The average price of secondary real estate across the 18 largest regional markets in Russia stood at 124.7 thousand rubles per square meter in March 2023, marking a monthly rise of 0.5%. This figure was reported by Kommersant, using data from the CIAN.Analitika portal.
Analysts observed that the earlier decline in prices and the expansion of supply had slowed. Among the regions, Volgograd showed the sharpest monthly uptick in the secondary market, with prices reaching 85.6 thousand rubles per square meter, up 2.4%. Chelyabinsk also posted a significant increase of 2.1%, bringing its average to 72.9 thousand rubles per square meter.
In Moscow, the current average asking price on the secondary market is 301.4 thousand rubles per square meter. Over the past year, this figure has risen by 3.5% and, in the most recent month, remained stable.
Alexei Popov of CIAN.Analytics commented that higher absolute price levels tend to accompany stronger declines over the previous year, establishing a clear inverse relationship between price bases and their year-over-year changes.
Earlier in the week, Rusipoteka’s chief analyst Sergey Gordeiko noted that, based on available data, the average loan rate for purchasing secondary real estate in Russia could edge upward from 11.45% to around 12% in April 2023. This projection reflects ongoing adjustments in lending terms that influence buyer activity and market dynamics.

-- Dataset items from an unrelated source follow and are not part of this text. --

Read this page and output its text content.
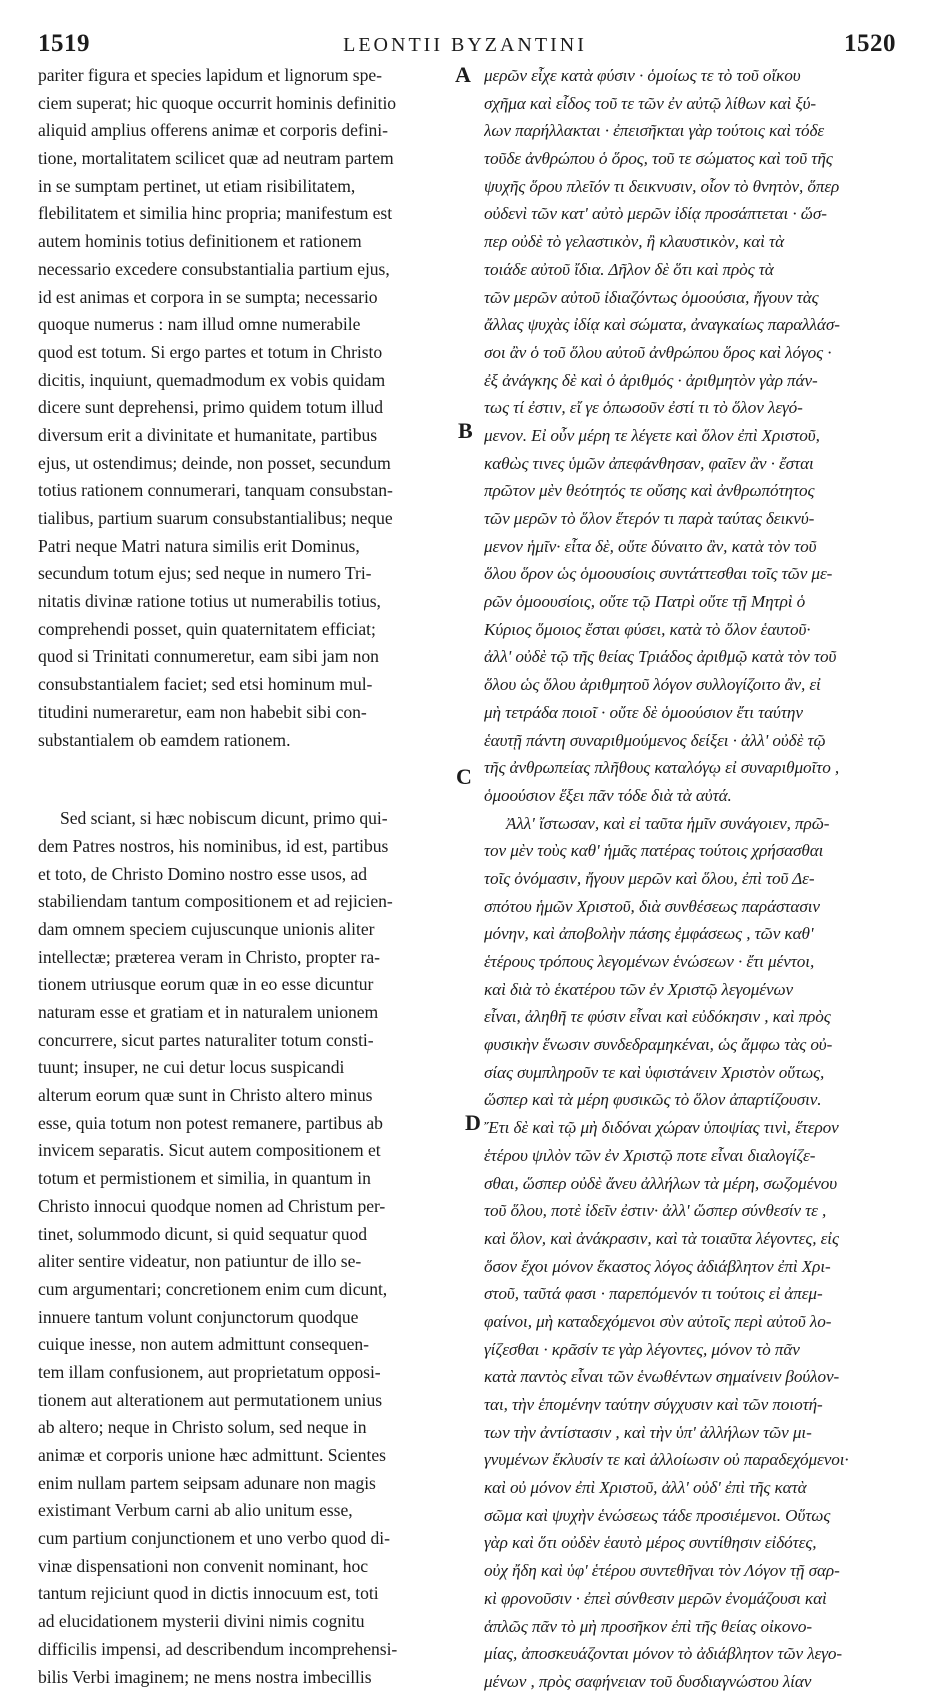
1519	LEONTII BYZANTINI	1520
pariter figura et species lapidum et lignorum spe-
ciem superat; hic quoque occurrit hominis definitio
aliquid amplius offerens animæ et corporis defini-
tione, mortalitatem scilicet quæ ad neutram partem
in se sumptam pertinet, ut etiam risibilitatem,
flebilitatem et similia hinc propria; manifestum est
autem hominis totius definitionem et rationem
necessario excedere consubstantialia partium ejus,
id est animas et corpora in se sumpta; necessario
quoque numerus : nam illud omne numerabile
quod est totum. Si ergo partes et totum in Christo
dicitis, inquiunt, quemadmodum ex vobis quidam
dicere sunt deprehensi, primo quidem totum illud
diversum erit a divinitate et humanitate, partibus
ejus, ut ostendimus; deinde, non posset, secundum
totius rationem connumerari, tanquam consubstan-
tialibus, partium suarum consubstantialibus; neque
Patri neque Matri natura similis erit Dominus,
secundum totum ejus; sed neque in numero Tri-
nitatis divinæ ratione totius ut numerabilis totius,
comprehendi posset, quin quaternitatem efficiat;
quod si Trinitati connumeretur, eam sibi jam non
consubstantialem faciet; sed etsi hominum mul-
titudini numeraretur, eam non habebit sibi con-
substantialem ob eamdem rationem.
Sed sciant, si hæc nobiscum dicunt, primo qui-
dem Patres nostros, his nominibus, id est, partibus
et toto, de Christo Domino nostro esse usos, ad
stabiliendam tantum compositionem et ad rejicien-
dam omnem speciem cujuscunque unionis aliter
intellectæ; præterea veram in Christo, propter ra-
tionem utriusque eorum quæ in eo esse dicuntur
naturam esse et gratiam et in naturalem unionem
concurrere, sicut partes naturaliter totum consti-
tuunt; insuper, ne cui detur locus suspicandi
alterum eorum quæ sunt in Christo altero minus
esse, quia totum non potest remanere, partibus ab
invicem separatis. Sicut autem compositionem et
totum et permistionem et similia, in quantum in
Christo innocui quodque nomen ad Christum per-
tinet, solummodo dicunt, si quid sequatur quod
aliter sentire videatur, non patiuntur de illo se-
cum argumentari; concretionem enim cum dicunt,
innuere tantum volunt conjunctorum quodque
cuique inesse, non autem admittunt consequen-
tem illam confusionem, aut proprietatum opposi-
tionem aut alterationem aut permutationem unius
ab altero; neque in Christo solum, sed neque in
animæ et corporis unione hæc admittunt. Scientes
enim nullam partem seipsam adunare non magis
existimant Verbum carni ab alio unitum esse,
cum partium conjunctionem et uno verbo quod di-
vinæ dispensationi non convenit nominant, hoc
tantum rejiciunt quod in dictis innocuum est, toti
ad elucidationem mysterii divini nimis cognitu
difficilis impensi, ad describendum incomprehensi-
bilis Verbi imaginem; ne mens nostra imbecillis
μερῶν εἶχε κατὰ φύσιν · ὁμοίως τε τὸ τοῦ οἴκου
σχῆμα καὶ εἶδος τοῦ τε τῶν ἐν αὐτῷ λίθων καὶ ξύ-
λων παρήλλακται · ἐπεισῆκται γὰρ τούτοις καὶ τόδε
τοῦδε ἀνθρώπου ὁ ὅρος, τοῦ τε σώματος καὶ τοῦ τῆς
ψυχῆς ὅρου πλεῖόν τι δεικνυσιν, οἷον τὸ θνητὸν, ὅπερ
οὐδενὶ τῶν κατ' αὐτὸ μερῶν ἰδίᾳ προσάπτεται · ὥσ-
περ οὐδὲ τὸ γελαστικὸν, ἢ κλαυστικὸν, καὶ τὰ
τοιάδε αὐτοῦ ἴδια. Δῆλον δὲ ὅτι καὶ πρὸς τὰ
τῶν μερῶν αὐτοῦ ἰδιαζόντως ὁμοούσια, ἤγουν τὰς
ἄλλας ψυχὰς ἰδίᾳ καὶ σώματα, ἀναγκαίως παραλλάσ-
σοι ἂν ὁ τοῦ ὅλου αὐτοῦ ἀνθρώπου ὅρος καὶ λόγος ·
ἐξ ἀνάγκης δὲ καὶ ὁ ἀριθμός · ἀριθμητὸν γὰρ πάν-
τως τί ἐστιν, εἴ γε ὁπωσοῦν ἐστί τι τὸ ὅλον λεγό-
μενον. Εἰ οὖν μέρη τε λέγετε καὶ ὅλον ἐπὶ Χριστοῦ,
καθὼς τινες ὑμῶν ἀπεφάνθησαν, φαῖεν ἂν · ἔσται
πρῶτον μὲν θεότητός τε οὔσης καὶ ἀνθρωπότητος
τῶν μερῶν τὸ ὅλον ἕτερόν τι παρὰ ταύτας δεικνύ-
μενον ἡμῖν· εἶτα δὲ, οὔτε δύναιτο ἂν, κατὰ τὸν τοῦ
ὅλου ὅρον ὡς ὁμοουσίοις συντάττεσθαι τοῖς τῶν με-
ρῶν ὁμοουσίοις, οὔτε τῷ Πατρὶ οὔτε τῇ Μητρὶ ὁ
Κύριος ὅμοιος ἔσται φύσει, κατὰ τὸ ὅλον ἑαυτοῦ·
ἀλλ' οὐδὲ τῷ τῆς θείας Τριάδος ἀριθμῷ κατὰ τὸν τοῦ
ὅλου ὡς ὅλου ἀριθμητοῦ λόγον συλλογίζοιτο ἂν, εἰ
μὴ τετράδα ποιοῖ · οὔτε δὲ ὁμοούσιον ἔτι ταύτην
ἑαυτῇ πάντη συναριθμούμενος δείξει · ἀλλ' οὐδὲ τῷ
τῆς ἀνθρωπείας πλῆθους καταλόγῳ εἰ συναριθμοῖτο ,
ὁμοούσιον ἕξει πᾶν τόδε διὰ τὰ αὐτά.
Ἀλλ' ἴστωσαν, καὶ εἰ ταῦτα ἡμῖν συνάγοιεν, πρῶ-
τον μὲν τοὺς καθ' ἡμᾶς πατέρας τούτοις χρήσασθαι
τοῖς ὀνόμασιν, ἤγουν μερῶν καὶ ὅλου, ἐπὶ τοῦ Δε-
σπότου ἡμῶν Χριστοῦ, διὰ συνθέσεως παράστασιν
μόνην, καὶ ἀποβολὴν πάσης ἐμφάσεως , τῶν καθ'
ἑτέρους τρόπους λεγομένων ἑνώσεων · ἔτι μέντοι,
καὶ διὰ τὸ ἑκατέρου τῶν ἐν Χριστῷ λεγομένων
εἶναι, ἀληθῆ τε φύσιν εἶναι καὶ εὐδόκησιν , καὶ πρὸς
φυσικὴν ἕνωσιν συνδεδραμηκέναι, ὡς ἄμφω τὰς οὐ-
σίας συμπληροῦν τε καὶ ὑφιστάνειν Χριστὸν οὕτως,
ὥσπερ καὶ τὰ μέρη φυσικῶς τὸ ὅλον ἀπαρτίζουσιν.
Ἔτι δὲ καὶ τῷ μὴ διδόναι χώραν ὑποψίας τινὶ, ἕτερον
ἑτέρου ψιλὸν τῶν ἐν Χριστῷ ποτε εἶναι διαλογίζε-
σθαι, ὥσπερ οὐδὲ ἄνευ ἀλλήλων τὰ μέρη, σωζομένου
τοῦ ὅλου, ποτὲ ἰδεῖν ἐστιν· ἀλλ' ὥσπερ σύνθεσίν τε ,
καὶ ὅλον, καὶ ἀνάκρασιν, καὶ τὰ τοιαῦτα λέγοντες, εἰς
ὅσον ἔχοι μόνον ἕκαστος λόγος ἀδιάβλητον ἐπὶ Χρι-
στοῦ, ταῦτά φασι · παρεπόμενόν τι τούτοις εἰ ἀπεμ-
φαίνοι, μὴ καταδεχόμενοι σὺν αὐτοῖς περὶ αὐτοῦ λο-
γίζεσθαι · κρᾶσίν τε γὰρ λέγοντες, μόνον τὸ πᾶν
κατὰ παντὸς εἶναι τῶν ἑνωθέντων σημαίνειν βούλον-
ται, τὴν ἑπομένην ταύτην σύγχυσιν καὶ τῶν ποιοτή-
των τὴν ἀντίστασιν , καὶ τὴν ὑπ' ἀλλήλων τῶν μι-
γνυμένων ἔκλυσίν τε καὶ ἀλλοίωσιν οὐ παραδεχόμενοι·
καὶ οὐ μόνον ἐπὶ Χριστοῦ, ἀλλ' οὐδ' ἐπὶ τῆς κατὰ
σῶμα καὶ ψυχὴν ἑνώσεως τάδε προσιέμενοι. Οὕτως
γὰρ καὶ ὅτι οὐδὲν ἑαυτὸ μέρος συντίθησιν εἰδότες,
οὐχ ἤδη καὶ ὑφ' ἑτέρου συντεθῆναι τὸν Λόγον τῇ σαρ-
κὶ φρονοῦσιν · ἐπεὶ σύνθεσιν μερῶν ἐνομάζουσι καὶ
ἁπλῶς πᾶν τὸ μὴ προσῆκον ἐπὶ τῆς θείας οἰκονο-
μίας, ἀποσκευάζονται μόνον τὸ ἀδιάβλητον τῶν λεγο-
μένων , πρὸς σαφήνειαν τοῦ δυσδιαγνώστου λίαν
A
B
C
D
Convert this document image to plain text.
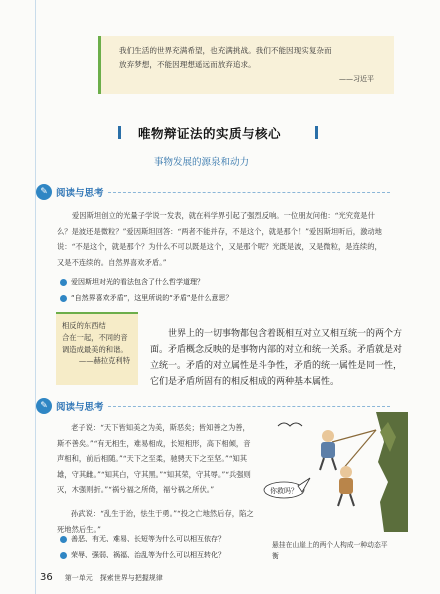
我们生活的世界充满希望，也充满挑战。我们不能因现实复杂而

放弃梦想，不能因理想遥远而放弃追求。

——习近平
唯物辩证法的实质与核心
事物发展的源泉和动力
✎ 阅读与思考

爱因斯坦创立的光量子学说一发表，就在科学界引起了强烈反响。一位朋友问他：“光究竟是什么？是波还是微粒？”爱因斯坦回答：“两者不能并存，不是这个，就是那个！”爱因斯坦听后，激动地说：“不是这个，就是那个？为什么不可以既是这个，又是那个呢？光既是波，又是微粒，是连续的，又是不连续的。自然界喜欢矛盾。”

爱因斯坦对光的看法包含了什么哲学道理？
“自然界喜欢矛盾”，这里所说的“矛盾”是什么意思？

相反的东西结

合在一起，不同的音

调造成最美的和谐。

——赫拉克利特

世界上的一切事物都包含着既相互对立又相互统一的两个方面。矛盾概念反映的是事物内部的对立和统一关系。矛盾就是对立统一。矛盾的对立属性是斗争性，矛盾的统一属性是同一性，它们是矛盾所固有的相反相成的两种基本属性。

✎ 阅读与思考

老子说：“天下皆知美之为美，斯恶矣；皆知善之为善，斯不善矣。”“有无相生，难易相成，长短相形，高下相倾，音声相和，前后相随。”“天下之至柔，驰骋天下之至坚。”“知其雄，守其雌。”“知其白，守其黑。”“知其荣，守其辱。”“兵强则灭，木强则折。”“祸兮福之所倚，福兮祸之所伏。”

孙武说：“乱生于治，怯生于勇。”“投之亡地然后存，陷之死地然后生。”

你救吗？

悬挂在山崖上的两个人构成一种动态平衡

善恶、有无、难易、长短等为什么可以相互依存？
荣辱、强弱、祸福、治乱等为什么可以相互转化？
36 第一单元　探索世界与把握规律
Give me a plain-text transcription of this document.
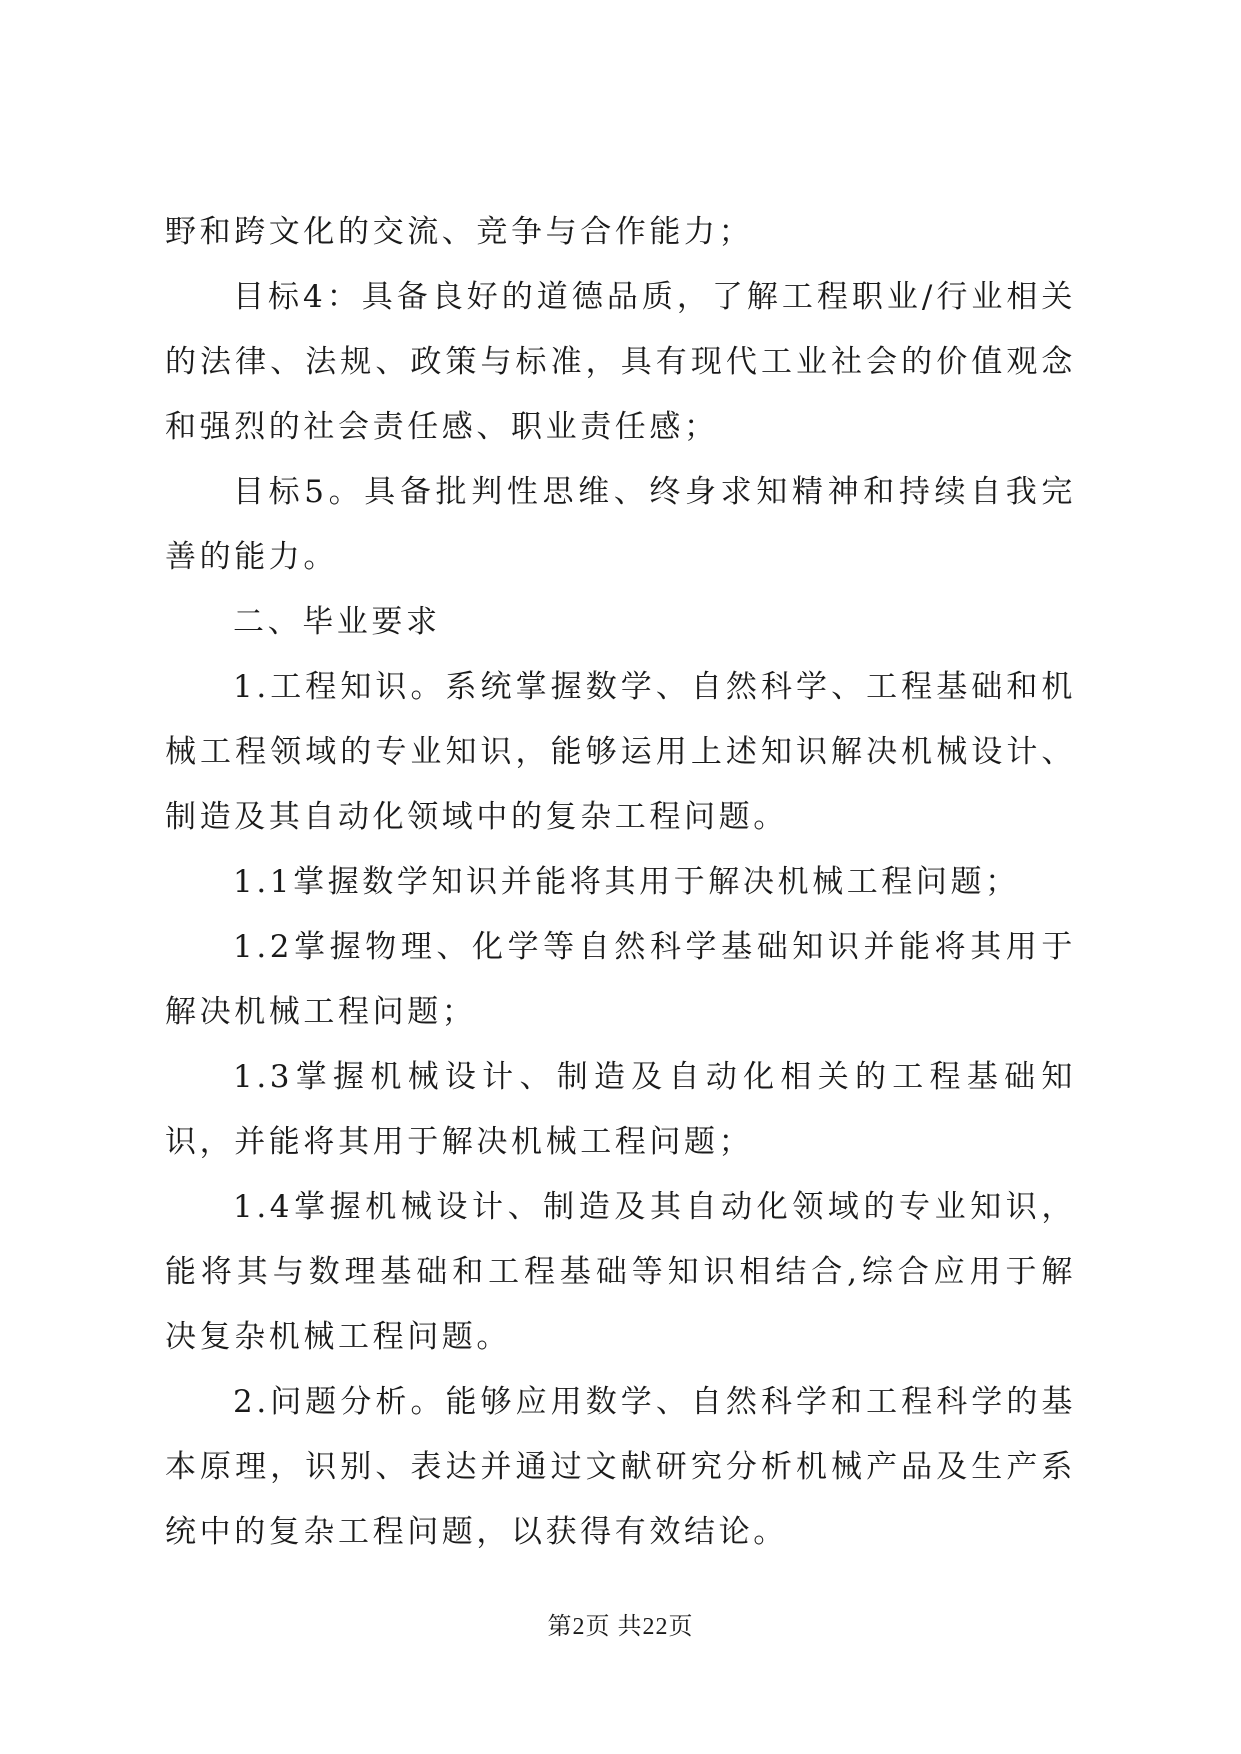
野和跨文化的交流、竞争与合作能力；

目标4：具备良好的道德品质，了解工程职业/行业相关的法律、法规、政策与标准，具有现代工业社会的价值观念和强烈的社会责任感、职业责任感；

目标5。具备批判性思维、终身求知精神和持续自我完善的能力。

二、毕业要求

1.工程知识。系统掌握数学、自然科学、工程基础和机械工程领域的专业知识，能够运用上述知识解决机械设计、制造及其自动化领域中的复杂工程问题。

1.1掌握数学知识并能将其用于解决机械工程问题；

1.2掌握物理、化学等自然科学基础知识并能将其用于解决机械工程问题；

1.3掌握机械设计、制造及自动化相关的工程基础知识，并能将其用于解决机械工程问题；

1.4掌握机械设计、制造及其自动化领域的专业知识，能将其与数理基础和工程基础等知识相结合,综合应用于解决复杂机械工程问题。

2.问题分析。能够应用数学、自然科学和工程科学的基本原理，识别、表达并通过文献研究分析机械产品及生产系统中的复杂工程问题，以获得有效结论。

第2页 共22页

Looking at the broader context, market watchers highlight that price movements in secondary housing are influenced by a mix of regional economic conditions, mortgage rates, and housing supply. Regions experiencing faster price growth often show tighter housing inventories or stronger local demand, while cities with higher price bases may exhibit more modest month-to-month changes. The Moscow market, with its substantially higher price levels, tends to react differently to shifts in lending conditions than regional markets, where price levels are more moderate and inventory dynamics can drive more noticeable changes in affordability for buyers on the margin.
Updated observations from 2024 and into 2025 indicate that price stabilization in some regional markets can coexist with gradual price pressure in others, depending on local job markets, demographic trends, and credit availability. Market participants—ranging from individual buyers to development banks—continue to monitor the trajectory of mortgage rates, lending standards, and the pace of secondhand supply as key signals for future price direction. In this landscape, the interplay between price levels and loan costs remains a central consideration for buyers and sellers alike.